Note on operation: With the input selector on PG, you're bypassing the delay unit, which has no function when using ST Out. With the delay unit bypassed, the triggering indicator LED doesn't flash. While you could also have put the input selector on MIC, this isn't recommended if your flash unit has high voltage across its terminals. The latter can burn out the 556 timer when the flash is connected to ST Out and the input selector is set to MIC.
Sound trigger with delayed flash (no figure)
If you move the trigger cable to the FLA Del output and flip the input selector to MIC, then you can use the sound trigger with the delay unit. The delay unit functions the same as for the photogate described previously. Note, though, that the sensitivity will drift from the setting for ST OUT. If, say, you have the sensitivity set to its maximum as described above, then you'll find that the delay unit won't function with the sound trigger. But if you turn the sensitivity down, you can get the delay unit to function. That's why we recommend keeping the sensitivity at the one-quarter position. You won't have to worry about the drift in sensitivity when switching to the delay unit.
Specialized setup: Triggering a flash with the Opto-Switch (Figure 49)
You can trigger a flash unit with the Opto-Switch as long as the flash unit doesn't have high-voltage terminals. In this case, high voltage means greater than 75 V. The trigger cable is connected from either of the CAM outputs on the PCB to the TRIG jack on the Opto-Switch. The CAM jack on the Opto-Switch is connected to the flash unit. An adapter may be required to convert RCA male on the flash trigger cable to 3.5mm male on the Opto-Switch. The adapter shown in the photo on the right will work. In operation, the SHUTTER switch is turned on; the FOCUS switch may be on or off. While the photo shows the photogate connected, the sound trigger or an external trigger could also be used. (See below about connecting an external trigger.)
One possible application is to double your flash output. Connect one flash to the CAM Del output using the Opto-Switch and another flash to the FLA Del output. The two units should discharge essentially simultaneously.
Using the External input (Figure 50)
You can connect other triggers to the delay unit using the external input.
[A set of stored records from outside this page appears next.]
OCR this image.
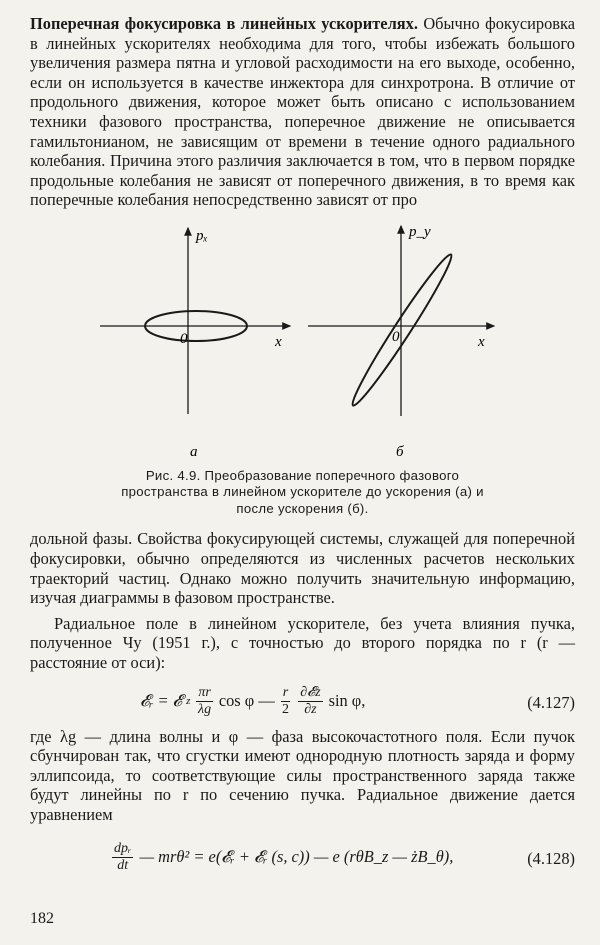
Поперечная фокусировка в линейных ускорителях. Обычно фокусировка в линейных ускорителях необходима для того, чтобы избежать большого увеличения размера пятна и угловой расходимости на его выходе, особенно, если он используется в качестве инжектора для синхротрона. В отличие от продольного движения, которое может быть описано с использованием техники фазового пространства, поперечное движение не описывается гамильтонианом, не зависящим от времени в течение одного радиального колебания. Причина этого различия заключается в том, что в первом порядке продольные колебания не зависят от поперечного движения, в то время как поперечные колебания непосредственно зависят от про

pₓ
x
0
а
p_y
x
0
б
Рис. 4.9. Преобразование поперечного фазового пространства в линейном ускорителе до ускорения (а) и после ускорения (б).

дольной фазы. Свойства фокусирующей системы, служащей для поперечной фокусировки, обычно определяются из численных расчетов нескольких траекторий частиц. Однако можно получить значительную информацию, изучая диаграммы в фазовом пространстве.

Радиальное поле в линейном ускорителе, без учета влияния пучка, полученное Чу (1951 г.), с точностью до второго порядка по r (r — расстояние от оси):

𝓔ᵣ = 𝓔 z $\frac{\pi r}{\lambda g}$ cos φ — $\frac{r}{2} \frac{\text{∂𝓔z}}{\partial z}$ sin φ,	(4.127)

где λg — длина волны и φ — фаза высокочастотного поля. Если пучок сбунчирован так, что сгустки имеют однородную плотность заряда и форму эллипсоида, то соответствующие силы пространственного заряда также будут линейны по r по сечению пучка. Радиальное движение дается уравнением

$\frac{\text{dpᵣ}}{dt}$ — mrθ² = e(𝓔ᵣ + 𝓔ᵣ (s, c)) — e (rθ̇B_z — żB_θ),	(4.128)
182
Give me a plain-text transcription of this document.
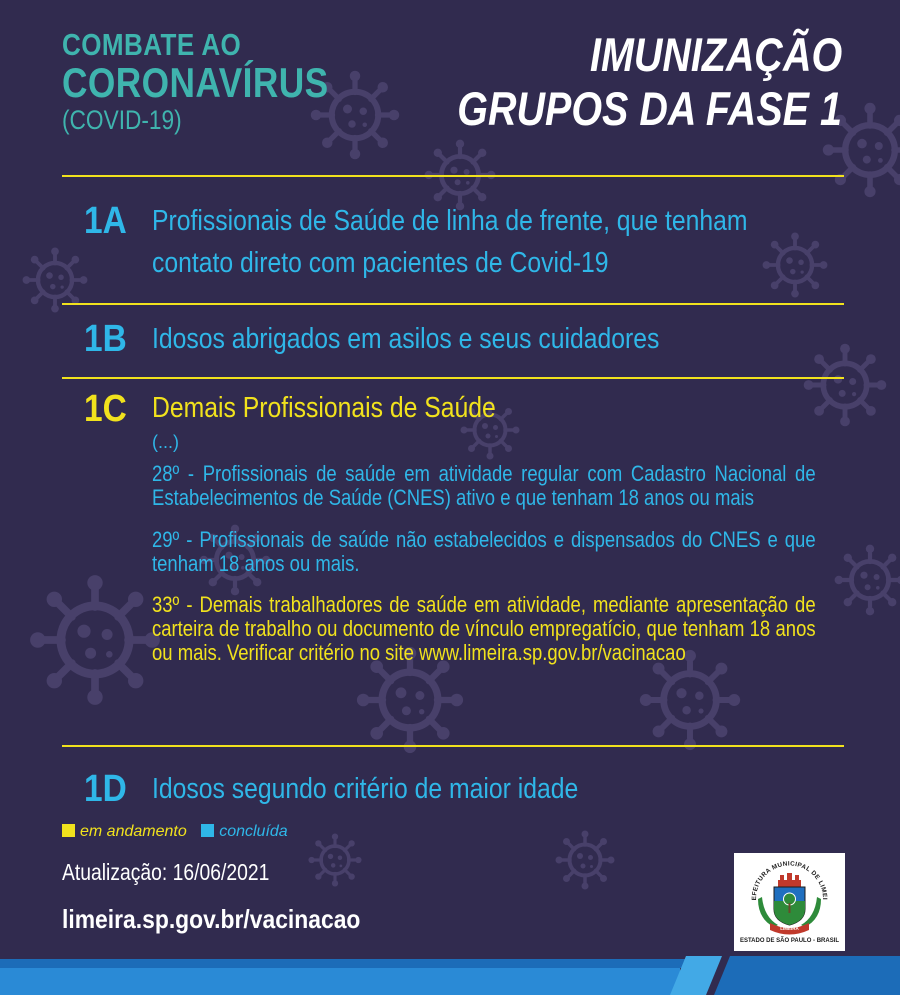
COMBATE AO
CORONAVÍRUS
(COVID-19)
IMUNIZAÇÃO
GRUPOS DA FASE 1
1A Profissionais de Saúde de linha de frente, que tenham
contato direto com pacientes de Covid-19
1B Idosos abrigados em asilos e seus cuidadores
1C Demais Profissionais de Saúde
(...)
28º - Profissionais de saúde em atividade regular com Cadastro Nacional de Estabelecimentos de Saúde (CNES) ativo e que tenham 18 anos ou mais
29º - Profissionais de saúde não estabelecidos e dispensados do CNES e que tenham 18 anos ou mais.
33º - Demais trabalhadores de saúde em atividade, mediante apresentação de carteira de trabalho ou documento de vínculo empregatício, que tenham 18 anos ou mais. Verificar critério no site www.limeira.sp.gov.br/vacinacao
1D Idosos segundo critério de maior idade
em andamento concluída
Atualização: 16/06/2021
limeira.sp.gov.br/vacinacao
EFEITURA MUNICIPAL DE LIMEI
LIMEIRA
ESTADO DE SÃO PAULO - BRASIL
The output of the trigger must be a simple circuit closure in order for this to work. A contact trigger such as the one shown in the photo is a useful external trigger. Connect to the PCB using the external input jumper cable. When using an external input, the input selector must be set to MIC.
Specialized setup: Triggering a flash with wireless devices (Figure 51)
You can connect a wireless transmitter to either ST Out or DEL Fla and trigger a flash unit connected to a wireless receiver. Note that an adapter may be required to connect the trigger cable from the delayed output to the transmitter. The type of adapter will depend on the jack on the transmitter. For the PocketWizard Plus II unit shown, an adapter like the one shown previously will work. Be aware that the use of a wireless transceivers introduces an additional delay of 1-2 milliseconds, whether using an instant or delayed output.
Connecting a Direct photogate output
There isn't a direct output jack from the photogate, because this is rarely used. If, however, you wish to have a direct output, connect a jumper cable to the holes labeled A and C in Figure 52 below. Solder the positive wire of the trigger cable to A and the negative wire to C. Note that this output is for flash rather than camera.